– Buna ziua. Alex sint. Rodica este, va rog ?
– Rodica nu este, este la scoala…
En ce printemps de 1971, lorsqu’à Bucarest j’appelais Rodica chez ses parents, la réponse de sa maman était presque toujours la même. Rodica était à l’école mais elle allait bientôt rentrer. Il me fallait rappeler plus tard.
Rodica, je l’avais rencontrée quelques semaines auparavant, au monastère de Ţiganesti. C’était l’hiver roumain, clair et glacé. L’écharpe lui montait jusqu’au-dessus du nez et le bonnet de laine recouvrait jusqu’aux sourcils. Je n’avais donc aperçu d’elle que deux yeux d’émail sombre, fiers sans arrogance, curieux sans insistance. Elle accompagnait son père, haut fonctionnaire au Ministère des Cultes. Je ne sais plus qui de nous trois fit le premier geste, prononça la première parole. Je n’aurais pas pu quitter l’église sans savoir quelle âme cachait ce regard.
Et pourtant, j’avais appris à me méfier. Je venais d’être reçu par Nicolae Ceausescu et la photographie de cet entretien avait fait la une de Scanteia, l’omniprésent journal du Parti. J’aurais dû me sentir tranquille, protégé, mais j’étais aux aguets et je savais bien pourquoi. A l’aéroport de Zurich, le « diplomate » roumain m’avait accompagné jusqu’à la salle d’embarquement du vol Tarom et là, il m’avait demandé de lui rendre amicalement un petit service. Sa nièce fêtait la semaine suivante son anniversaire et il lui avait acheté en Suisse un cadeau introuvable à Bucarest, une montre en or qu’il me priait de lui remettre dans la capitale roumaine.

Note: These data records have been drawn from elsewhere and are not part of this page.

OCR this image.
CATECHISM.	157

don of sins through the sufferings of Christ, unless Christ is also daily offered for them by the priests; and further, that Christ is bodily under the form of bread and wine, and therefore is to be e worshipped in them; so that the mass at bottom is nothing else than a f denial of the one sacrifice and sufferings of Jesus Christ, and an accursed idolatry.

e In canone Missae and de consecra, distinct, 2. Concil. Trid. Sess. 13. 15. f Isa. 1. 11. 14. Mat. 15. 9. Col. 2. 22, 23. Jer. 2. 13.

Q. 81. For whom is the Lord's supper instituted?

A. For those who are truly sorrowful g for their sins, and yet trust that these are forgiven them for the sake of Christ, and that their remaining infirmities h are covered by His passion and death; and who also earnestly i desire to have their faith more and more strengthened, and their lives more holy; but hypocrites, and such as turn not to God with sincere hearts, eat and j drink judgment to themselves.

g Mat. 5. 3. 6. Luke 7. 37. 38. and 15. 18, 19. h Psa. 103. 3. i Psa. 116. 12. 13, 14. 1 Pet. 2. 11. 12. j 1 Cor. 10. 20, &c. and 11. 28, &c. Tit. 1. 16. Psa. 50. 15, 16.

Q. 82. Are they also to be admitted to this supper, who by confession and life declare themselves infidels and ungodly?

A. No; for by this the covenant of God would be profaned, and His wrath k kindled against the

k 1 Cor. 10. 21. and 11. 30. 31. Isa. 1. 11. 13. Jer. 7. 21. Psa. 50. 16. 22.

Je survolais maintenant la Hongrie et le cadeau me brûlait les doigts. L’importation de métaux précieux était interdite en Roumanie, je le savais et même mon rendez-vous avec le Conducator ne m’autorisait pas à enfreindre la loi. D’ailleurs, le petit écrin enrubanné ne contenait-il qu’une montre ? A l’époque, la méthode des agents de renseignement des pays de l’Est consistait à flatter et compromettre leurs « amis » de l’Ouest pour mieux les recruter. J’étais un « ami » de la Roumanie. Je savais donc ce qui m’attendait…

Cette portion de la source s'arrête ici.